Soft-clipping mode (SC): Trimviz will visualize the soft-clipping sites of reads that occurs during alignment to a reference genome. This works similar to above except the bam file is treated like a trimmed fastq file. The bam file must be the result of direct alignment of the (-p/-P) fastq file, which may or may not have been trimmed prior to alignment.
Usually, for a small fraction of reads, the trimmed sequence aligns to multiple positions within the untrimmed counterpart and these reads are output as warnings.

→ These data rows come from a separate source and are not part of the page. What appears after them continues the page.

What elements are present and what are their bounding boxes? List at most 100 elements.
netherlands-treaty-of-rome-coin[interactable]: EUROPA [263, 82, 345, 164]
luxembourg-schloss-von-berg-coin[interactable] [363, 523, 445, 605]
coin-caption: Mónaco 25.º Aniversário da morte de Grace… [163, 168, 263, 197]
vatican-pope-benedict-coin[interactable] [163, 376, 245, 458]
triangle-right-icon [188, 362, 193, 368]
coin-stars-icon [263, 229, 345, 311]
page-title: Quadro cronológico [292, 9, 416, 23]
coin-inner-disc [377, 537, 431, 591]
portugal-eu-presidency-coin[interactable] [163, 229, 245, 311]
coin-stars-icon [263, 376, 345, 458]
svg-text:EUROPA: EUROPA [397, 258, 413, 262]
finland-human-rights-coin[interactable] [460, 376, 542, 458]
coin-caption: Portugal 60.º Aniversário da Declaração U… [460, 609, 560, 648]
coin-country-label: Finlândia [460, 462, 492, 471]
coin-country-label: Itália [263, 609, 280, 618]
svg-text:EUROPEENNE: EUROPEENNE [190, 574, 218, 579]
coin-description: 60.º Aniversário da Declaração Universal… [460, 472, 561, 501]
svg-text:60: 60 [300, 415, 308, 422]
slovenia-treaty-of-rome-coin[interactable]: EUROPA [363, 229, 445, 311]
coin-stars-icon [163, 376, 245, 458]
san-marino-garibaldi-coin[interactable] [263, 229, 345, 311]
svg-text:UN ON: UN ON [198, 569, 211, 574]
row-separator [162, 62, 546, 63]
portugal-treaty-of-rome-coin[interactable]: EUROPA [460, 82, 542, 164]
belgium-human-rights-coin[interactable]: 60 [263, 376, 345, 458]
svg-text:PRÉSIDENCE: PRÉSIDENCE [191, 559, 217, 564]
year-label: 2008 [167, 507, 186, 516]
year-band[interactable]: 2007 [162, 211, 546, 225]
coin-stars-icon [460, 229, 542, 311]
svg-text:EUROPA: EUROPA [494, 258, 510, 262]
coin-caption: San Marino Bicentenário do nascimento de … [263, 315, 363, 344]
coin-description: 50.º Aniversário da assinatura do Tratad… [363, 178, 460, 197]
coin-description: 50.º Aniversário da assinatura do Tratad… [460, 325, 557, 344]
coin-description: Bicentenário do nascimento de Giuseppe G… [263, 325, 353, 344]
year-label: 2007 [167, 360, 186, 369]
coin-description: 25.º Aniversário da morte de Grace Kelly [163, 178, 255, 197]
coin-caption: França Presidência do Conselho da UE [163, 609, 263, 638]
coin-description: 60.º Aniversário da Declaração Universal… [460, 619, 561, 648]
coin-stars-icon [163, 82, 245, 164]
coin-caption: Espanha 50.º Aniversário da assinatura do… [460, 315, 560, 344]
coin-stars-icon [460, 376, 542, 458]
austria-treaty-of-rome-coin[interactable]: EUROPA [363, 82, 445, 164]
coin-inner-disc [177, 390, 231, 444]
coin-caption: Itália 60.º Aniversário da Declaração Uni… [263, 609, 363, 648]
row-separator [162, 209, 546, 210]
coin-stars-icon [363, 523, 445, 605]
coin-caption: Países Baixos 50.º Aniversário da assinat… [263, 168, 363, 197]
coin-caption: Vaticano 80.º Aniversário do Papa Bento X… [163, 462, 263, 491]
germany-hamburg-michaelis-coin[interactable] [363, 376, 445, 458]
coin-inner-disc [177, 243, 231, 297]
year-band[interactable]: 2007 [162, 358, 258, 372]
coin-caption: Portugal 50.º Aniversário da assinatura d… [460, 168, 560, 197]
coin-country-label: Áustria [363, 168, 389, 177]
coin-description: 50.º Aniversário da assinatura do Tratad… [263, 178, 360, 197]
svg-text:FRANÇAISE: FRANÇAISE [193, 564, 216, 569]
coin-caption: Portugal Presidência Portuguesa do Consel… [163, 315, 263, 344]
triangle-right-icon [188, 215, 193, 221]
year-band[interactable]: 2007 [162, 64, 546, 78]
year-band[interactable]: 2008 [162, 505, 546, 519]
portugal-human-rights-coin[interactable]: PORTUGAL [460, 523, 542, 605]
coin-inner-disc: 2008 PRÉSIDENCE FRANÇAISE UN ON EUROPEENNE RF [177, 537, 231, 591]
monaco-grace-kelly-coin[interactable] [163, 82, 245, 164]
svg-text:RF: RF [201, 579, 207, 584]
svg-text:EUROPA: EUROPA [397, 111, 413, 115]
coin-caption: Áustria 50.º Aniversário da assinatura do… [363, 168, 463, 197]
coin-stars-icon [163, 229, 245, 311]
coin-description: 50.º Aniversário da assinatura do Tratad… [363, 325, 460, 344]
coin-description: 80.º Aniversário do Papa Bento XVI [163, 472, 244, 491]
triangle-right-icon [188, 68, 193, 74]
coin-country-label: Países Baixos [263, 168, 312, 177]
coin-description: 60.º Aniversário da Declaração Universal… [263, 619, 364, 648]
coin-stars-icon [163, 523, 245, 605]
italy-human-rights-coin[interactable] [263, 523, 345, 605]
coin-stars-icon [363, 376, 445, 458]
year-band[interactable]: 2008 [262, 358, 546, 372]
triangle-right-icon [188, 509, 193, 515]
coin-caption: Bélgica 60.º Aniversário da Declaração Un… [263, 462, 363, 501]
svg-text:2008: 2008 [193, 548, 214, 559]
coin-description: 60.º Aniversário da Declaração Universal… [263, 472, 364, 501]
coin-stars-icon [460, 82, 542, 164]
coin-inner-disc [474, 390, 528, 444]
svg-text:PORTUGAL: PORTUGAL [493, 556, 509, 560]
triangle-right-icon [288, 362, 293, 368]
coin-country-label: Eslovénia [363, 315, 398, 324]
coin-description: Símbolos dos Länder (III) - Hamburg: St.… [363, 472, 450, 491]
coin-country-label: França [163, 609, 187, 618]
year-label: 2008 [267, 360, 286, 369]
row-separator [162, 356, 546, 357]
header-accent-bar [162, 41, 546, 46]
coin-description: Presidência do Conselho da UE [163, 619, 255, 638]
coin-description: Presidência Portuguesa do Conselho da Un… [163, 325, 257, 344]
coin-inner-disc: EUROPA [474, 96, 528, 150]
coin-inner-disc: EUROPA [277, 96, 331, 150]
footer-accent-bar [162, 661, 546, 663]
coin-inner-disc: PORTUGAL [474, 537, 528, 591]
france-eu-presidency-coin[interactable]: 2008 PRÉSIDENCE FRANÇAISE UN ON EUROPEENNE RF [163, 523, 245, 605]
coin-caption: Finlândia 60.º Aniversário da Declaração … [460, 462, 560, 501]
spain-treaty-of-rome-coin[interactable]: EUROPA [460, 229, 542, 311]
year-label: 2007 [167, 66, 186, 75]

Trimviz classifies reads into 4 categories: 'uncut', '3pcut' (ie. 3' trimmed), '5pcut' (ie. 5' trimmed), 'removed' (ie. filtered reads in FQ mode; unmapped reads in SC mode) by comparison between pre- and post- trimmed fastq files (or between a fastq file and a bam file in SC mode). Trimviz randomly samples reads from the entire fastq file, thus it has to stream though 2 or 3 large files and may take some time to complete - or you can just skim the top of the fastq files with the -k argument, as long as the read-order is the same. It can accept fastq-files that were output from any trimming tool.
The Trimviz report written to out_dir/trimvis_report.html includes:
- Table of the number of reads falling into each of the above read trimming categories.

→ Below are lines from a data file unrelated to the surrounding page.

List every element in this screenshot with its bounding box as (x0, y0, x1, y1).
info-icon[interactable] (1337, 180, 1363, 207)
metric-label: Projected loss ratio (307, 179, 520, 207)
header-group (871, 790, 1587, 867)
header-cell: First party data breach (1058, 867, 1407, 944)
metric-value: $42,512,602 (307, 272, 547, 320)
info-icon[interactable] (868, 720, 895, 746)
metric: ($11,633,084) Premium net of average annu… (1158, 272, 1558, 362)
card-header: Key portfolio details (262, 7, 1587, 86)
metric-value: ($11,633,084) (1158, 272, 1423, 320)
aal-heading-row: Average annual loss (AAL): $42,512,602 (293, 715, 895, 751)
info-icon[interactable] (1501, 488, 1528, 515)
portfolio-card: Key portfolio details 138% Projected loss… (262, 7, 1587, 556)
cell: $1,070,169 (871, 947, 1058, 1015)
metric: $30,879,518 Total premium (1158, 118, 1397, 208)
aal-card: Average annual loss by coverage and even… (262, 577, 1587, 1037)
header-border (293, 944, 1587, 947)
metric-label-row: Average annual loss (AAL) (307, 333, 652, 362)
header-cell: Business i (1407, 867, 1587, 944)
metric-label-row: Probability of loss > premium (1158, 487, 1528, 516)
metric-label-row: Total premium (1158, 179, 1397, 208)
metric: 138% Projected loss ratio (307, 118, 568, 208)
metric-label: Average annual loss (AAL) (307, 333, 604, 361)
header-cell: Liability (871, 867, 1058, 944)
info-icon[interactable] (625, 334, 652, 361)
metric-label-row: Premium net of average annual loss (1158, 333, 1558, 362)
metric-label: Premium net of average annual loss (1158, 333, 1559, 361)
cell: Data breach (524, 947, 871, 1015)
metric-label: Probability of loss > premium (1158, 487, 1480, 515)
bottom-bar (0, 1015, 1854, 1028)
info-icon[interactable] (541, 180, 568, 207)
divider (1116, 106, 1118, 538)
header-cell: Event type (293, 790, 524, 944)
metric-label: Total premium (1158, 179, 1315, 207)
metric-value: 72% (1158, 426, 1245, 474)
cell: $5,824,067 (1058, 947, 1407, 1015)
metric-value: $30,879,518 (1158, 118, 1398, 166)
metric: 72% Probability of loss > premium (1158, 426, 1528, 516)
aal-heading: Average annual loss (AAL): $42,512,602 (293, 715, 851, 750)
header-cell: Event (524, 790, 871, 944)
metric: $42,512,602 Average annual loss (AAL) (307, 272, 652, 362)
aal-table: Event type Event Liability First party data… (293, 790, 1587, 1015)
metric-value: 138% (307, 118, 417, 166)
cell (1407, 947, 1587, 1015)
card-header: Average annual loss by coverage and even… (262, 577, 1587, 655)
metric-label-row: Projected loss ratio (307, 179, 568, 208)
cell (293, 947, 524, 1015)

- Read-trimming profiles for a) 3'-trimmed and b) 5'-trimmed reads, if any. Gives a zoomed-out overview of where reads were trimmed in each trimming category.
- Sequence and base-quality heatmaps for reads, anchored around a) 3'-trimming sites and b) 5'-trimming sites, if any. Adapter sequences are usually seen as large blocks of identical sequence after clustering. Other problems such as low mappability or inclusion of poor-quality bases can be seen.
- 1-by-1 visualisations of trimmed reads from each category. By default, Trimviz attempts to visualise roughly equal numbers of the 4 main trimming/clipping classes.
Collectively, these visualizations give an idea as to the primary drivers of trimming by the trimming tool or aligner (e.g. adapter-trimming vs quality-trimming) and can help diagnose problems such as leftover adapter sequences, over- or under- trimming, and even reference assembly issues.